Ce sont les partenaires de l’Allemagne dans la zone euro, surtout les pays très touchés comme la Grèce et l’Espagne, qui font les frais de cette attitude. Les déficits des comptes courants de ces pays sont pratiquement proportionnellement équivalents au surplus allemand. (La somme des comptes courants de la zone euro s’équilibre avec celle du reste du monde.)

Le remède habituellement appliqué pour les pays enferrés dans le type de crise qui frappe l’Espagne, la Grèce, le Portugal et l’Irlande est de combiner l’austérité budgétaire avec une dépréciation de la monnaie. Cette dernière donne un coup de fouet à la compétitivité économique, améliore la balance extérieure et limite les pertes de production et le chômage qui accompagnent les réductions budgétaires. Mais l’adhésion à la zone euro prive ces pays de cet outil puissant, et la dépréciation de l’euro n’a que des effets limités dans la mesure où la majeure partie des échanges commerciaux de ces pays (environ 50%) se fait avec l’Allemagne et d’autres membres de la zone euro.

D’autres outils sont aussi disponibles. Il y a les appels réguliers de certaines organisations internationales et de certains économistes à des « réformes structurelles », ce qui dans ce contexte facilite la capacité des entreprises à licencier leurs employés. Quels que soient les bénéfices à long terme de telles réformes, les bénéfices immédiats sont hypothétiques. Réduire le coût des licenciements n’encouragera pas vraiment la demande de travail lorsque personne ne veut embaucher.

La seule option pour la Grèce, l’Espagne et les autres de relancer la compétitivité avant d’envisager de lâcher la zone euro est de procéder à une baisse nette et franche des salaires et des prix pour les charges courantes et les services. C’est déjà difficile dans les circonstances les plus favorables. L’objectif d’inflation basse de la Banque Centrale Européenne (2%) rend la chose pratiquement impossible, puisque cela exigerait des réajustements à la baisse des prix et des salaires de l’ordre de 10% ou plus.
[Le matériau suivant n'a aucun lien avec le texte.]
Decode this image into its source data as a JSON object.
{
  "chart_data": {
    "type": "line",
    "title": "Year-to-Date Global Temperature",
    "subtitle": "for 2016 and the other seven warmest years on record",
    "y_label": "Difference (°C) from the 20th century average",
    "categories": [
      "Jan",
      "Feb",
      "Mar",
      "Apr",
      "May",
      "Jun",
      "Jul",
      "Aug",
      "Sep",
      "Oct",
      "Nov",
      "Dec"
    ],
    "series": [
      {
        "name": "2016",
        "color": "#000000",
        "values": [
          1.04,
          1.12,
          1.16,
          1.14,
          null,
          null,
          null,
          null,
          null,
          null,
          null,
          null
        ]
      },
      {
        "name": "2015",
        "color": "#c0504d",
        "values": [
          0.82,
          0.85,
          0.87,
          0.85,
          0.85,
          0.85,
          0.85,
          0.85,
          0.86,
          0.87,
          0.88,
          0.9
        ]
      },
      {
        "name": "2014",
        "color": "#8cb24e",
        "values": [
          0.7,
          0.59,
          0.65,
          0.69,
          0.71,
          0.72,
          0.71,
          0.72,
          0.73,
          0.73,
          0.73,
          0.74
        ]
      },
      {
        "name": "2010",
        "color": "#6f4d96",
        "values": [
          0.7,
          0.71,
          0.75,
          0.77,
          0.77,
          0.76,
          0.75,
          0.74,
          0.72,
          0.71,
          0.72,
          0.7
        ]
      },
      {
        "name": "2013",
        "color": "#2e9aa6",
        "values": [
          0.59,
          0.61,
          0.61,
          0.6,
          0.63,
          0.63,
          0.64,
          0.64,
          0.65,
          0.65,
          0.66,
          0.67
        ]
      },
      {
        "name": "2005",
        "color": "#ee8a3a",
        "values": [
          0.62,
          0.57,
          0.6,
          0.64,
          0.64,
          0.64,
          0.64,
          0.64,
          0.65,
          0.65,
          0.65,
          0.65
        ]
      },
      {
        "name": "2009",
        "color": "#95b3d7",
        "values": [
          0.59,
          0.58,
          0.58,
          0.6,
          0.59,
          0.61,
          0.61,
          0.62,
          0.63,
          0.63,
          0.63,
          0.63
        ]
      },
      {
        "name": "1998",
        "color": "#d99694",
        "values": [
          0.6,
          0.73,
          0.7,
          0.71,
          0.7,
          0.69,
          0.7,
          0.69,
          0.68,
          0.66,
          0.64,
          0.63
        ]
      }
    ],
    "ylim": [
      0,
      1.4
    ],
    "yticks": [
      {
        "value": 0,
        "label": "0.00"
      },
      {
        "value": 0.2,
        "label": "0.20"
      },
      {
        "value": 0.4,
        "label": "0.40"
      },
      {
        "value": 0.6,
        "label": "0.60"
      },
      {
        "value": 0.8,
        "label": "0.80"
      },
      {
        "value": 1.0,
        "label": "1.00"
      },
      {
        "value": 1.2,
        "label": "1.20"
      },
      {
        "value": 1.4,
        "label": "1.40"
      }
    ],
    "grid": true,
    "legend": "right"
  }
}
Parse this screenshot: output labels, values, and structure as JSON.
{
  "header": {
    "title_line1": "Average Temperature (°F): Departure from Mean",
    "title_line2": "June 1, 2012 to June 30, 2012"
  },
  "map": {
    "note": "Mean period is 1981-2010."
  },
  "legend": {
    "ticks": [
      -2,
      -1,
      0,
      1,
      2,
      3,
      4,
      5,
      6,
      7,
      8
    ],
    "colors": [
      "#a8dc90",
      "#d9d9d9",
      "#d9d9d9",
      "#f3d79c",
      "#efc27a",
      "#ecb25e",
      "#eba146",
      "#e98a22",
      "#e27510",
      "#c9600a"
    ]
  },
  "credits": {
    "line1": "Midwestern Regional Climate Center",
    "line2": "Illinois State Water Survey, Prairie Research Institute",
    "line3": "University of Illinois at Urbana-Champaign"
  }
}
Le refus de l’Allemagne de stimuler sa demande intérieure et de réduire ses surplus extérieurs, autant que son insistance à ce que la BCE conserve des objectifs d’inflation conservateurs, sape réellement les projets de prospérité et d’unité européennes. Cela condamne de fait la Grèce, l’Espagne et les autres pays avec d’importants déficits publics et privés à de longues années de déclin économique et de chômage élevé. Il se pourrait bien que ces pays préfèrent faire défaut à leurs obligations externes plutôt que d’endurer cette situation.

Se poser en donneurs de leçons sur la prodigalité de certains gouvernements peut rassurer les responsables allemands. Et il est vrai que certains, comme le gouvernement grec, ont maintenu des déficits trop importants pendant les périodes d’embellie, compromettant ainsi leur avenir. Mais qu’en est-il de l’Espagne ou de l’Irlande, où les emprunteurs n’étaient pas le gouvernement mais le secteur privé ? Si certains ont trop emprunté, ne peut-on pas conclure que l’Allemagne a prêté en excès ?

Si l’Allemagne veut faire avaler la pilule amère de l’austérité budgétaire, elle devra à terme reconnaître le quid pro quo implicite. Elle doit s’engager à stimuler ses dépenses intérieures, à réduire ses surplus extérieurs et à accepter que la BCE rehausse l’objectif d’inflation. Plus vite l’Allemagne remplira sa part du contrat, mieux ce sera pour tout le monde.

Dani Rodrik, Professor of Political Economy at Harvard University’s John F. Kennedy School of Government, is the first recipient of the Social Science Research Council’s Albert O. Hirschman Prize. His latest book is One Economics, Many Recipes: Globalization, Institutions, and Economic Growth.